Besides Adler and Ehrenhaft, Einstein had close ties with many other Austrians such as Sigmund Freud, Paul Ehrenfest, Wolfgang Pauli and Lise Meitner. Important catalysts for Einstein‘s thinking from the very beginning were Ludwig Boltzmann and Ernst Mach. Einstein und Erwin Schrödinger started to correspond about de Broglie’s matter waves in 1925 and regularly exchanged letters until Einstein died in 1955. Marietta Blau, who had carried out groundbreaking work on photographic particle detection in Vienna, was recommended by Einstein for a post in Mexico when she had to flee Austria because of the Nazi takeover.
An important Austrian associate of Einstein was the topologist Walther Mayer from Graz. Mayer followed Einstein into exile to Princeton where he was known as "Einstein's calculator". Also in Princeton, Einstein had a congenial interlocutor, the Viennese Kurt Gödel, according to Einstein, "the greatest logician since Aristotle".
Einstein also had a long-standing friendship with the Viennese theoretical physicist Hans Thirring (see the blog post by Herbert Pietschmann: www.iqoqi-vienna.at/blogs/blog/hans-thirring-a-personal-recollection), one of the first proponents of the theory of general relativity.
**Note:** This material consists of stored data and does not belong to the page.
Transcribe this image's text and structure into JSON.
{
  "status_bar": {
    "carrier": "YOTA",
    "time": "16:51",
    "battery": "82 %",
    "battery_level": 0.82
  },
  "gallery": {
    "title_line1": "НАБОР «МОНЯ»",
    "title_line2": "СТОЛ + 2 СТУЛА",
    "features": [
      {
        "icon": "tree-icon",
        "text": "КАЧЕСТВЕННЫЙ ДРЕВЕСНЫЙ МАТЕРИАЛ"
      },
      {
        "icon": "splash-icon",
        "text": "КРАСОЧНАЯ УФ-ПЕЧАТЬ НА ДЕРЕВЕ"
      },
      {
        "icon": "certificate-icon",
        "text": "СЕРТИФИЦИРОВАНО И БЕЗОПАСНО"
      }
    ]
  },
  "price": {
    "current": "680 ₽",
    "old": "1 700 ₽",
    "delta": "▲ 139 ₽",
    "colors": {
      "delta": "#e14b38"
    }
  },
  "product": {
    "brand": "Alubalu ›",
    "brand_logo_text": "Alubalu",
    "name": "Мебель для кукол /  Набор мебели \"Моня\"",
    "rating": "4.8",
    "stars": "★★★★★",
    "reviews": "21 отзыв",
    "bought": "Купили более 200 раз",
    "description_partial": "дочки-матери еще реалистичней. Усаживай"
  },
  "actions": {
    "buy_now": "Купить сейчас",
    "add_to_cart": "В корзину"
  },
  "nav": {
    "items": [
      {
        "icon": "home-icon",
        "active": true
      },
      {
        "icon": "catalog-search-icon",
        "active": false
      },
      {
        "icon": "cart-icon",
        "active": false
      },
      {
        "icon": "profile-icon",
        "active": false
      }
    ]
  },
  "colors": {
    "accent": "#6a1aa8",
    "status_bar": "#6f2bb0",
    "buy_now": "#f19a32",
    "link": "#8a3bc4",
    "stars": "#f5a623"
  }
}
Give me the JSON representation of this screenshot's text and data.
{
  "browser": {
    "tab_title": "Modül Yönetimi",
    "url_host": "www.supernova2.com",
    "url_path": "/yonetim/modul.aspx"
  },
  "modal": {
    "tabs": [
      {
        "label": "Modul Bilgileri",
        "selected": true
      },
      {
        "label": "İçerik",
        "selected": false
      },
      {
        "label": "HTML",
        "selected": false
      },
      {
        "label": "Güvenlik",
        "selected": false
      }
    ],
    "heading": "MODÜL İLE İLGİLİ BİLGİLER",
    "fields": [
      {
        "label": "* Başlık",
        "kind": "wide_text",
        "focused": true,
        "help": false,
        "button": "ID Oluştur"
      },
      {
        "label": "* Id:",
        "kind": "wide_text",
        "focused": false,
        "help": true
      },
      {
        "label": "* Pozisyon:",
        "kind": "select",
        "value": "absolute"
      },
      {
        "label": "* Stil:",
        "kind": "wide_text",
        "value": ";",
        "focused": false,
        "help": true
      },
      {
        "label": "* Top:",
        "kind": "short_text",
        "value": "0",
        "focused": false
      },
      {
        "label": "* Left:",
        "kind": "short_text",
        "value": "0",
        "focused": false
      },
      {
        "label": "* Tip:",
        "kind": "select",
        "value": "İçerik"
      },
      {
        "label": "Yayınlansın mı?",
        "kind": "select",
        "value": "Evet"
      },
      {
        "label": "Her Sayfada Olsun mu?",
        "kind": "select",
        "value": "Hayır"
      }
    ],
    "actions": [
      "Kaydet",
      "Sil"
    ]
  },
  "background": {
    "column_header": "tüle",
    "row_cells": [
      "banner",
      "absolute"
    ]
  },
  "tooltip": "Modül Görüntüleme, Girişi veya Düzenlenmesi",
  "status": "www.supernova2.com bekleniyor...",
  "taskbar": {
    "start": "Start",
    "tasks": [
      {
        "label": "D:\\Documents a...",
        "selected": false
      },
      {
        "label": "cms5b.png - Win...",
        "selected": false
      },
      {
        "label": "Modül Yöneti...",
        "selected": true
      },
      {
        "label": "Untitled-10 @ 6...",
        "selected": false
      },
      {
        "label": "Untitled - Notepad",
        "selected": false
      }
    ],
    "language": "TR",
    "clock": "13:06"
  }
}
Inspired by Einstein, Thirring postulated the so-called frame dragging effect (or Lense-Thirring effect). Einstein held Thirring in high esteem because he took a clear stance against National Socialism and militarism. After 1945, Thirring became a warner against nuclear war and a proponent for disarmament and peace, which pleased Einstein. Battered by the horrors of the 20th century, but still optimistic, Einstein wrote to Thirring in 1946 “Why shouldn't a sensible person be a political bellwether (“Leithammel”) for once?”